Scott Pilgrim vs the World
Scott Pilgrim (Michael Cera) must defeat the seven evil exes of love interest Ramona Flowers (Mary Elizabeth Winstead) in Edgar Wright’s graphic novel adaptation. Scott battles a man who commands “demon hipster chicks”, a vegan, a ninja, twins, a sinister record executive, and Lucas Lee (Chris Evans), the star of Action Doctor, Thrilled to be Here, You Just Don’t Exist, and Let’s Hope There’s a Heaven (tagline: “Kiss me … I’m dying”). In the process Scott learns how to deal with the past, fight for himself, and earn the power of self-respect.
13 Going On 30
The guilty-pleasure essential, a romcom carried by the potent charm of Jennifer Garner and Mark Ruffalo. Jenna (Garner) is a 13-year-old yearning to be “30, flirty and fun” who gets her wish, waking up with a nude man in an apartment – and a body – she doesn’t recognize.
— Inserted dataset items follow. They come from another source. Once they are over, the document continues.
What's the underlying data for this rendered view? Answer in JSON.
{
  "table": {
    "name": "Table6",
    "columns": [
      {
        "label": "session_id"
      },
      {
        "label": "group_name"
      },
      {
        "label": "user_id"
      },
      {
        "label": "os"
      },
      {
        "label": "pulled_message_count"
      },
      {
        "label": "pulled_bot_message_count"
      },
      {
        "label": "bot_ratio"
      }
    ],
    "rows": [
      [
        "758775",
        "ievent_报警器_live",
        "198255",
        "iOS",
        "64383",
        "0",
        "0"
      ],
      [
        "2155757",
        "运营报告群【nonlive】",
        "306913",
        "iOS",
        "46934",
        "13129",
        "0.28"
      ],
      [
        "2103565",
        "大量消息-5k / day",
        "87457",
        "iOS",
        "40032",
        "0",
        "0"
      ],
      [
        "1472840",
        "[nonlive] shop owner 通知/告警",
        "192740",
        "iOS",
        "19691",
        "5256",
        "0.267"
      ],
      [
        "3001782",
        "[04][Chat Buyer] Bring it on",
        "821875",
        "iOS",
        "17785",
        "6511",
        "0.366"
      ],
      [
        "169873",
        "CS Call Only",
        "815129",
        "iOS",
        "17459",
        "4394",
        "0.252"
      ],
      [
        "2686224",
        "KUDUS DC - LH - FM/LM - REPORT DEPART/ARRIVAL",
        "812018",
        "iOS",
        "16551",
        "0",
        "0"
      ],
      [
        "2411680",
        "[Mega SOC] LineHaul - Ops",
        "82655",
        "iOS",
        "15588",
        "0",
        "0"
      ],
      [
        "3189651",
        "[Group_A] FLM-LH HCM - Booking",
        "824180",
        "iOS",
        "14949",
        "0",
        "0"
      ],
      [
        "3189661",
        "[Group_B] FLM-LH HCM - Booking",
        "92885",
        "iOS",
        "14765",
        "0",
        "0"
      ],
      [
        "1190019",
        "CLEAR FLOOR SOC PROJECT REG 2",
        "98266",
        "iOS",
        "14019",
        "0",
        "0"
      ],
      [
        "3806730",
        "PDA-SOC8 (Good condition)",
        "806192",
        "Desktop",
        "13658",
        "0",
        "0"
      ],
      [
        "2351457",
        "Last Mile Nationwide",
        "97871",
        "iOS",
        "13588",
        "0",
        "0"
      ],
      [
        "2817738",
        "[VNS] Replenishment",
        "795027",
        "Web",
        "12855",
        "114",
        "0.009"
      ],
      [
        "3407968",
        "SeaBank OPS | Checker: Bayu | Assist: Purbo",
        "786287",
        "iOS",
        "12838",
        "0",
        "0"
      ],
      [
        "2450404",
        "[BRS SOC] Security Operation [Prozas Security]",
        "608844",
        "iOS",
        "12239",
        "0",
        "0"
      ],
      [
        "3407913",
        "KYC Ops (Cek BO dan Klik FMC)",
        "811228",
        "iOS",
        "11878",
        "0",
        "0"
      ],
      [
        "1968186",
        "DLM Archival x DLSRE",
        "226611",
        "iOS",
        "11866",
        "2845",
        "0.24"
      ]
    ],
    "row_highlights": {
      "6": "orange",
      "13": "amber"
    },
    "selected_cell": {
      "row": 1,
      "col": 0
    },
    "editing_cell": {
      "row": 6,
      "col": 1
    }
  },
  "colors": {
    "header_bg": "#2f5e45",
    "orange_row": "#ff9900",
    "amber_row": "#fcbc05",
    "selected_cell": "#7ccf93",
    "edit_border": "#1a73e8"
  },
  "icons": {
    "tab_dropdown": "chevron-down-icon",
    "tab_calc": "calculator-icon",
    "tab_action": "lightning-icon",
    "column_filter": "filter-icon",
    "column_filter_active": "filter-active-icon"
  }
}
What follows is light and goofy and joyous, with a more substantial message about maintaining emotional engagement and heart in a world that wants us to be cynical, mean and detached.
Moonlight
“At some point, you got to decide for yourself who you’re gonna be – can’t let nobody make that decision for you,” Juan (Mahershala Ali) tells Chiron, nicknamed Little (Alex Hibbert), a boy bullied by other children and his own mother. This is the story of a black gay man told in three chapters by three different actors, set in director Barry Jenkin’s home town of Miami. It’s a luminous, human, wrenching exploration of identity.